Actuellement, je travaille sur plusieurs œuvres dans lesquels j’expérimente sur des systèmes d’interactions et d’harmonisation environnementale : comment le paysage peut devenir une sorte de chef d’orchestre pour ce qui s’entendra aux différentes heures de la journée, aux différentes saisons, par rapport aux données sonores actuelles du site et en fonction du temps qu’il fait. Les réponses sont multiples, mais passent toutes par une exigence et un temps long de mixage/mastering in situ itératif.

Pour des œuvres électroacoustiques pérennes, il s’agit aussi de réfléchir à une méthode de renouvellement périodique des contenus sonores, qui peut aller de pair avec le développement d’outils de gestion et de pilotage à distance. Dans la longue durée, il s’agit toujours de trouver un bon mix entre travail in situ et à distance, pour gérer et programmer. Néanmoins, le travail méthodologique sur ce mix s’impose également à l’ensemble de la démarche de composition pour des lieux spécifiques.

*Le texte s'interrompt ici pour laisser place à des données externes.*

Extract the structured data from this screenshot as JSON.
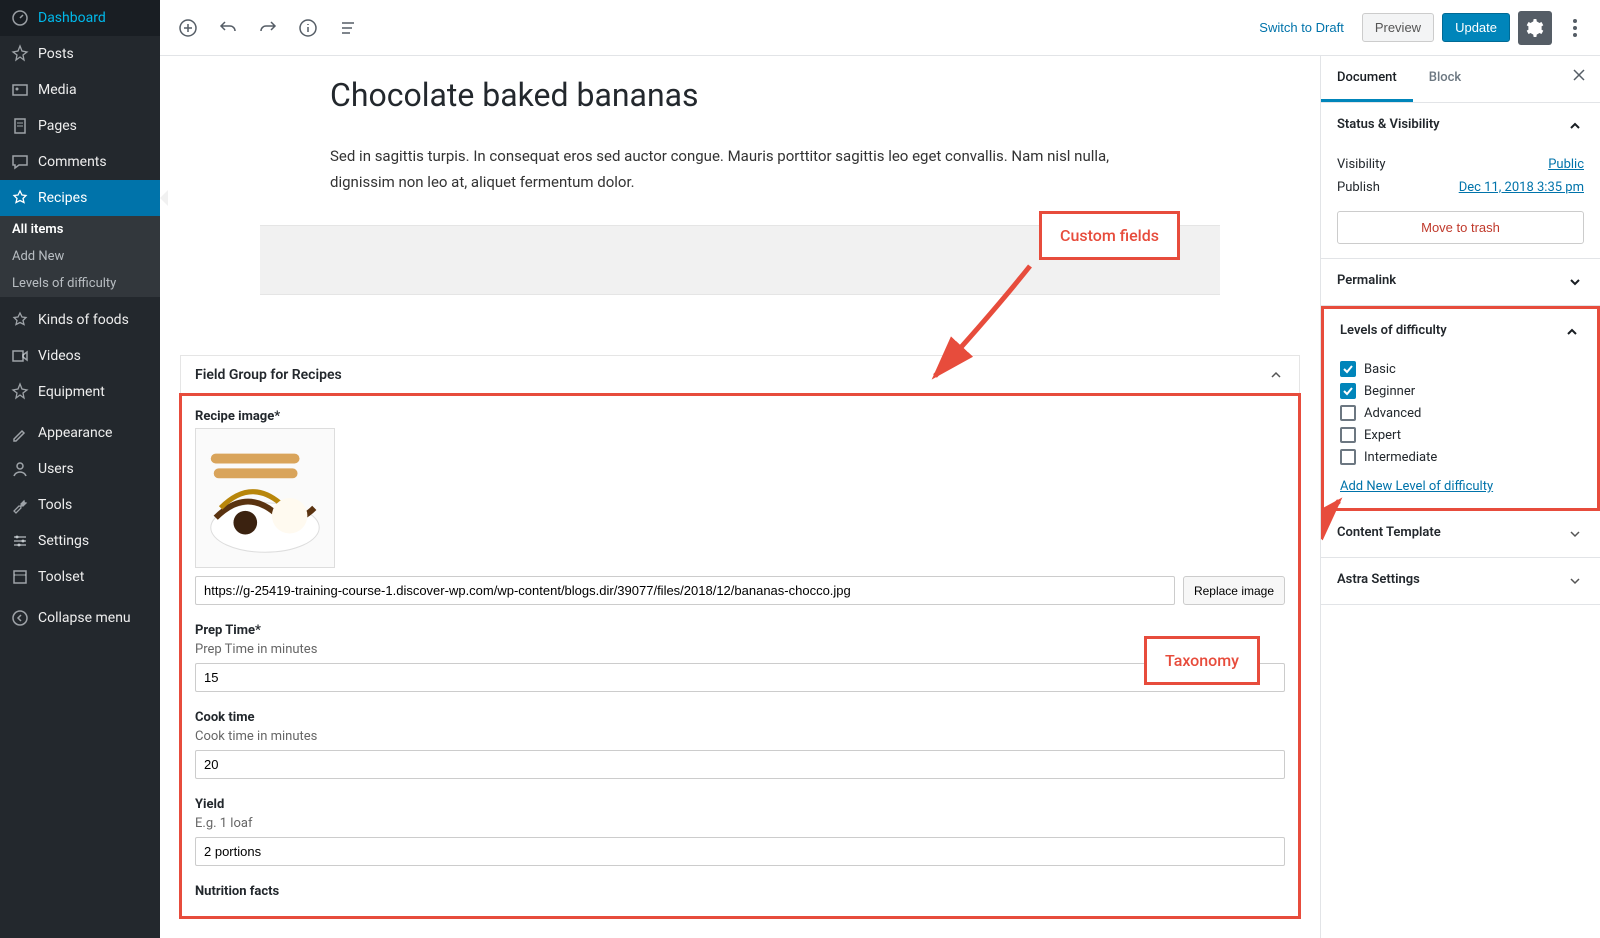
{
  "sidebar": {
    "items": [
      {
        "label": "Dashboard",
        "icon": "dashboard"
      },
      {
        "label": "Posts",
        "icon": "pin"
      },
      {
        "label": "Media",
        "icon": "media"
      },
      {
        "label": "Pages",
        "icon": "page"
      },
      {
        "label": "Comments",
        "icon": "comment"
      },
      {
        "label": "Recipes",
        "icon": "star",
        "active": true,
        "sub": [
          {
            "label": "All items",
            "current": true
          },
          {
            "label": "Add New"
          },
          {
            "label": "Levels of difficulty"
          }
        ]
      },
      {
        "label": "Kinds of foods",
        "icon": "star"
      },
      {
        "label": "Videos",
        "icon": "video"
      },
      {
        "label": "Equipment",
        "icon": "pin"
      },
      {
        "label": "Appearance",
        "icon": "brush"
      },
      {
        "label": "Users",
        "icon": "user"
      },
      {
        "label": "Tools",
        "icon": "wrench"
      },
      {
        "label": "Settings",
        "icon": "sliders"
      },
      {
        "label": "Toolset",
        "icon": "toolset"
      },
      {
        "label": "Collapse menu",
        "icon": "collapse"
      }
    ]
  },
  "topbar": {
    "switch_draft": "Switch to Draft",
    "preview": "Preview",
    "update": "Update"
  },
  "post": {
    "title": "Chocolate baked bananas",
    "body": "Sed in sagittis turpis. In consequat eros sed auctor congue. Mauris porttitor sagittis leo eget convallis. Nam nisl nulla, dignissim non leo at, aliquet fermentum dolor."
  },
  "metabox": {
    "title": "Field Group for Recipes",
    "fields": {
      "image_label": "Recipe image*",
      "image_url": "https://g-25419-training-course-1.discover-wp.com/wp-content/blogs.dir/39077/files/2018/12/bananas-chocco.jpg",
      "replace_image": "Replace image",
      "prep_label": "Prep Time*",
      "prep_desc": "Prep Time in minutes",
      "prep_value": "15",
      "cook_label": "Cook time",
      "cook_desc": "Cook time in minutes",
      "cook_value": "20",
      "yield_label": "Yield",
      "yield_desc": "E.g. 1 loaf",
      "yield_value": "2 portions",
      "nutrition_label": "Nutrition facts"
    }
  },
  "settings": {
    "tabs": {
      "document": "Document",
      "block": "Block"
    },
    "status": {
      "title": "Status & Visibility",
      "visibility_label": "Visibility",
      "visibility_value": "Public",
      "publish_label": "Publish",
      "publish_value": "Dec 11, 2018 3:35 pm",
      "trash": "Move to trash"
    },
    "permalink": {
      "title": "Permalink"
    },
    "levels": {
      "title": "Levels of difficulty",
      "options": [
        {
          "label": "Basic",
          "checked": true
        },
        {
          "label": "Beginner",
          "checked": true
        },
        {
          "label": "Advanced",
          "checked": false
        },
        {
          "label": "Expert",
          "checked": false
        },
        {
          "label": "Intermediate",
          "checked": false
        }
      ],
      "add_new": "Add New Level of difficulty"
    },
    "content_template": {
      "title": "Content Template"
    },
    "astra": {
      "title": "Astra Settings"
    }
  },
  "callouts": {
    "custom_fields": "Custom fields",
    "taxonomy": "Taxonomy"
  }
}
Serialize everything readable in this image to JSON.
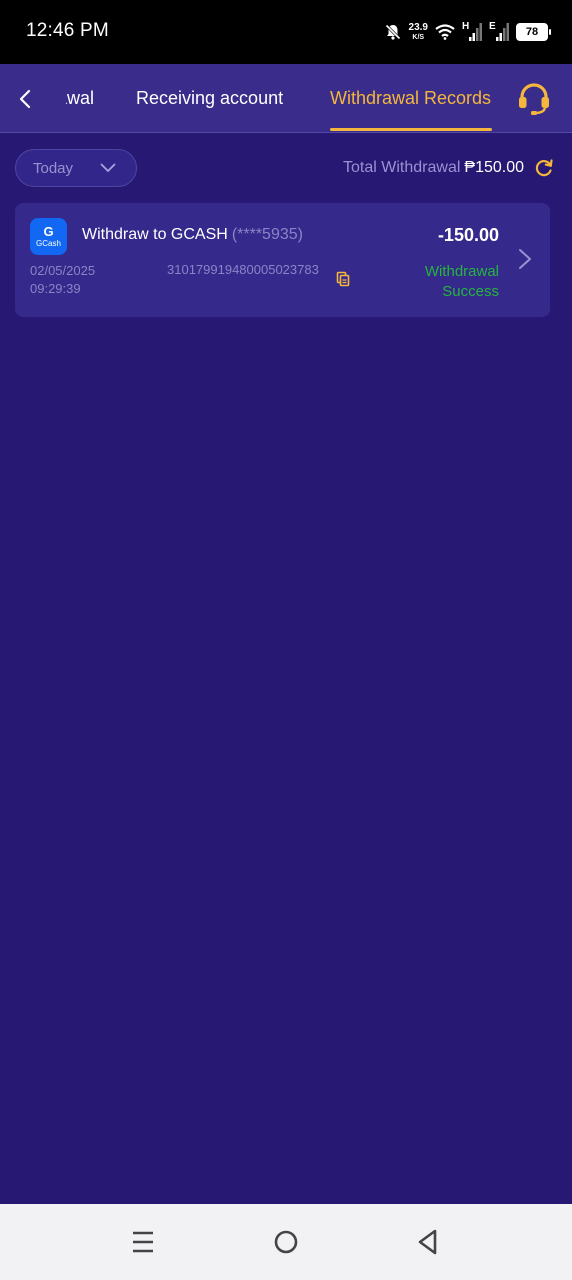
{
  "status_bar": {
    "time": "12:46 PM",
    "net_speed_value": "23.9",
    "net_speed_unit": "K/S",
    "sim1_label": "H",
    "sim2_label": "E",
    "battery": "78",
    "icons": [
      "mute-icon",
      "wifi-icon",
      "signal-icon",
      "signal-icon",
      "battery-icon"
    ]
  },
  "header": {
    "tabs": [
      {
        "label": "Withdrawal"
      },
      {
        "label": "Receiving account"
      },
      {
        "label": "Withdrawal Records",
        "active": true
      }
    ],
    "icons": [
      "chevron-left-icon",
      "headset-icon"
    ],
    "accent_color": "#f4b63c"
  },
  "filter": {
    "date_selected": "Today",
    "total_label": "Total Withdrawal",
    "total_amount": "₱150.00",
    "icons": [
      "chevron-down-icon",
      "refresh-icon"
    ]
  },
  "records": [
    {
      "method_logo_text": "G",
      "method_logo_caption": "GCash",
      "title": "Withdraw to GCASH",
      "account_masked": "(****5935)",
      "amount": "-150.00",
      "date": "02/05/2025",
      "time": "09:29:39",
      "transaction_id": "310179919480005023783",
      "status_line1": "Withdrawal",
      "status_line2": "Success",
      "status_color": "#24b53e"
    }
  ],
  "nav_bar": {
    "icons": [
      "menu-icon",
      "home-icon",
      "back-icon"
    ]
  },
  "colors": {
    "background": "#261873",
    "header": "#3a2c8a",
    "card": "#35298b"
  }
}
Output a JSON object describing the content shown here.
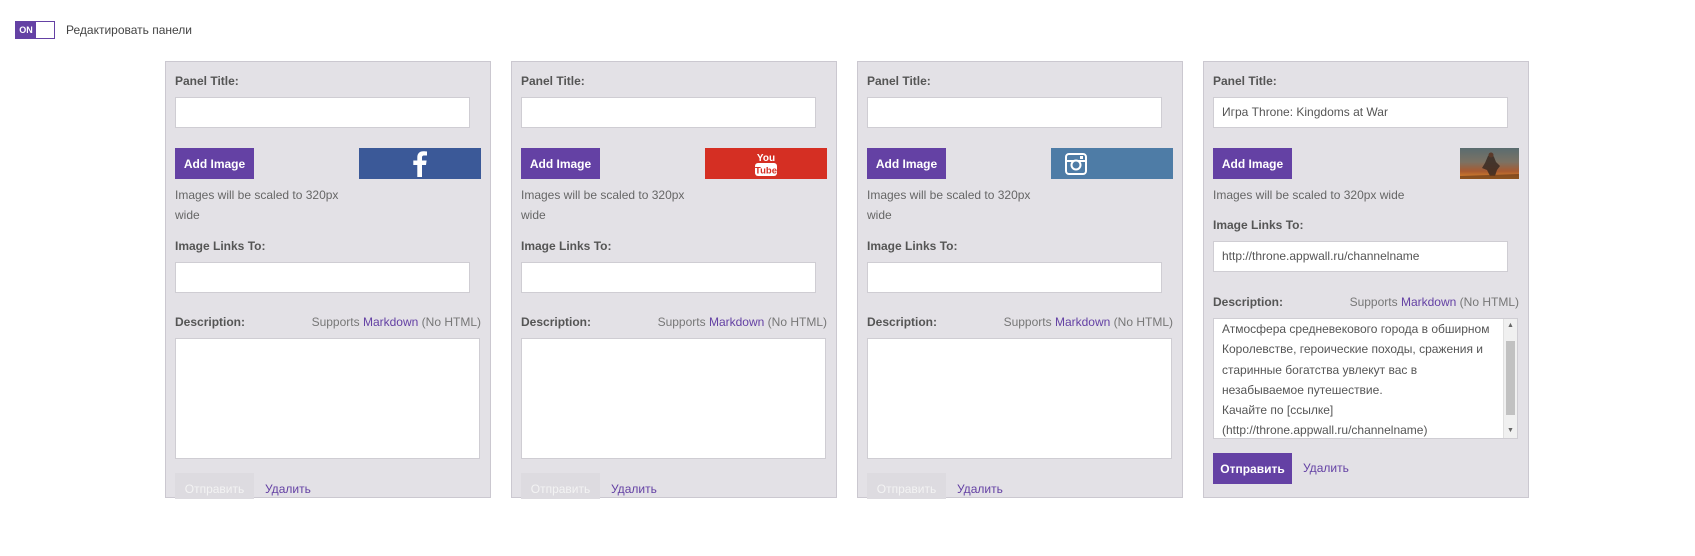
{
  "toggle": {
    "state": "ON",
    "label": "Редактировать панели"
  },
  "labels": {
    "panel_title": "Panel Title:",
    "add_image": "Add Image",
    "scale_hint": "Images will be scaled to 320px wide",
    "scale_hint_l1": "Images will be scaled to 320px",
    "scale_hint_l2": "wide",
    "image_links_to": "Image Links To:",
    "description": "Description:",
    "supports_prefix": "Supports",
    "markdown": "Markdown",
    "supports_suffix": "(No HTML)",
    "send": "Отправить",
    "delete": "Удалить"
  },
  "panels": [
    {
      "title_value": "",
      "image": "facebook-logo",
      "link_value": "",
      "description": "",
      "send_enabled": false
    },
    {
      "title_value": "",
      "image": "youtube-logo",
      "link_value": "",
      "description": "",
      "send_enabled": false
    },
    {
      "title_value": "",
      "image": "instagram-logo",
      "link_value": "",
      "description": "",
      "send_enabled": false
    },
    {
      "title_value": "Игра Throne: Kingdoms at War",
      "image": "game-artwork-thumbnail",
      "link_value": "http://throne.appwall.ru/channelname",
      "description_lines": [
        "Атмосфера средневекового города в обширном",
        "Королевстве, героические походы, сражения и",
        "старинные богатства увлекут вас в",
        "незабываемое путешествие.",
        "Качайте по [ссылке]",
        "(http://throne.appwall.ru/channelname)"
      ],
      "send_enabled": true
    }
  ],
  "colors": {
    "accent": "#6441a4",
    "panel_bg": "#e3e1e6",
    "facebook": "#3b5998",
    "youtube": "#d52f23",
    "instagram": "#4e7ca6"
  }
}
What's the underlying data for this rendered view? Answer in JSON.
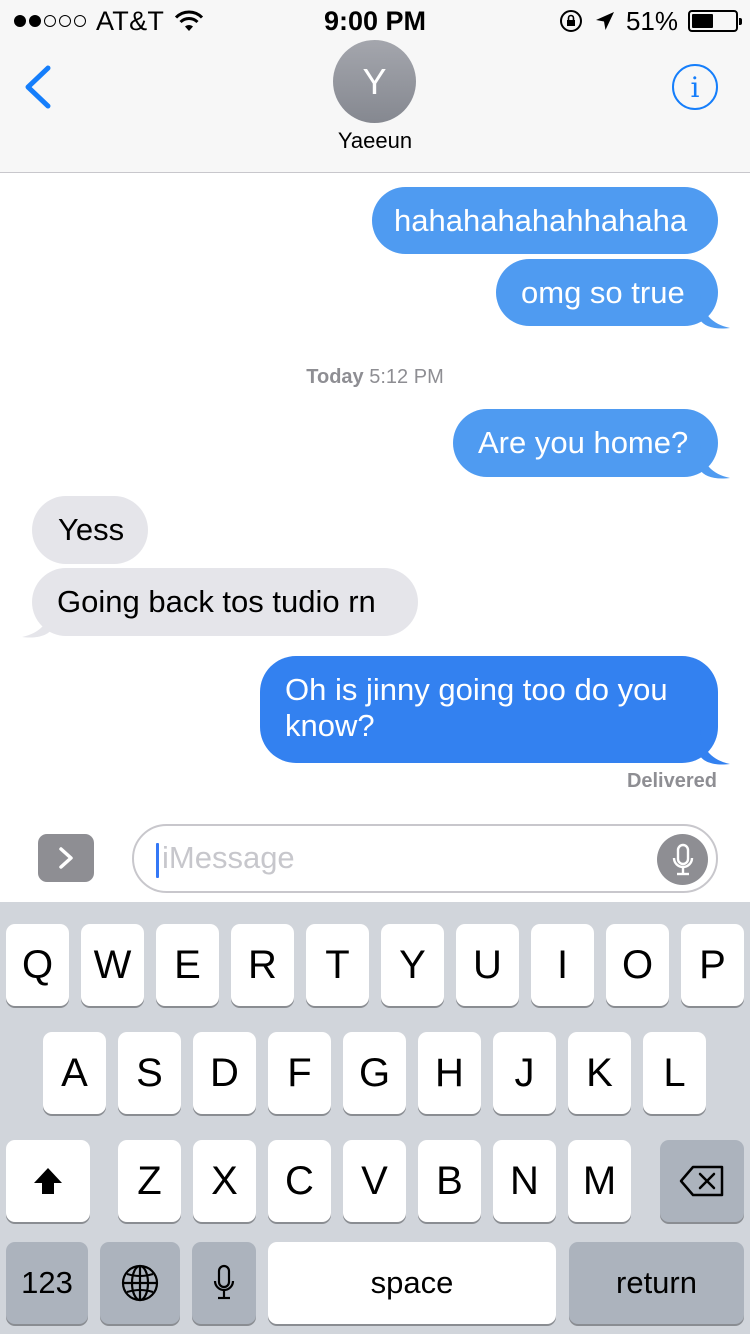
{
  "status_bar": {
    "carrier": "AT&T",
    "time": "9:00 PM",
    "battery_percent": "51%",
    "battery_level": 0.51,
    "signal_bars": 2
  },
  "nav": {
    "avatar_initial": "Y",
    "contact_name": "Yaeeun",
    "info_label": "i"
  },
  "messages": {
    "m1": "hahahahahahhahaha",
    "m2": "omg so true",
    "timestamp_day": "Today",
    "timestamp_time": "5:12 PM",
    "m3": "Are you home?",
    "m4": "Yess",
    "m5": "Going back tos tudio rn",
    "m6_line1": "Oh is jinny going too do you",
    "m6_line2": "know?",
    "delivered": "Delivered"
  },
  "input": {
    "placeholder": "iMessage"
  },
  "keyboard": {
    "row1": [
      "Q",
      "W",
      "E",
      "R",
      "T",
      "Y",
      "U",
      "I",
      "O",
      "P"
    ],
    "row2": [
      "A",
      "S",
      "D",
      "F",
      "G",
      "H",
      "J",
      "K",
      "L"
    ],
    "row3": [
      "Z",
      "X",
      "C",
      "V",
      "B",
      "N",
      "M"
    ],
    "numbers_label": "123",
    "space_label": "space",
    "return_label": "return"
  },
  "colors": {
    "sms_bubble": "#4f9bf1",
    "imessage_bubble": "#3381f0",
    "received_bubble": "#e5e5ea",
    "accent": "#157efb"
  }
}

Je développe avec l’Ircam une méthodologie de composition en différentes étapes : la restitution de la qualité acoustique d’un site et de ses ambiances sonores dans le studio comme base/contexte de création, puis la transition/transposition du travail de composition et de simulation/préfiguration au studio et enfin son lieu de destination, son installation in situ. Si j'ai le choix, je préfère travailler en studio, en exploitant la technique Ambisonics (HOA), pour cela – en utilisant des ambiances enregistrées in situ et des mesures des réponses impulsionnelles pour y mixer les sons de ma création – car le port d'un casque sur les oreilles incite toujours une certaine intériorisation/individualisation de l'écoute, alors que ce que je cherche c'est une écoute partagée. Il me paraît important d’atteindre une certaine continuité et réciprocité entre ces étapes. Même si le site n’est parfois pas encore là…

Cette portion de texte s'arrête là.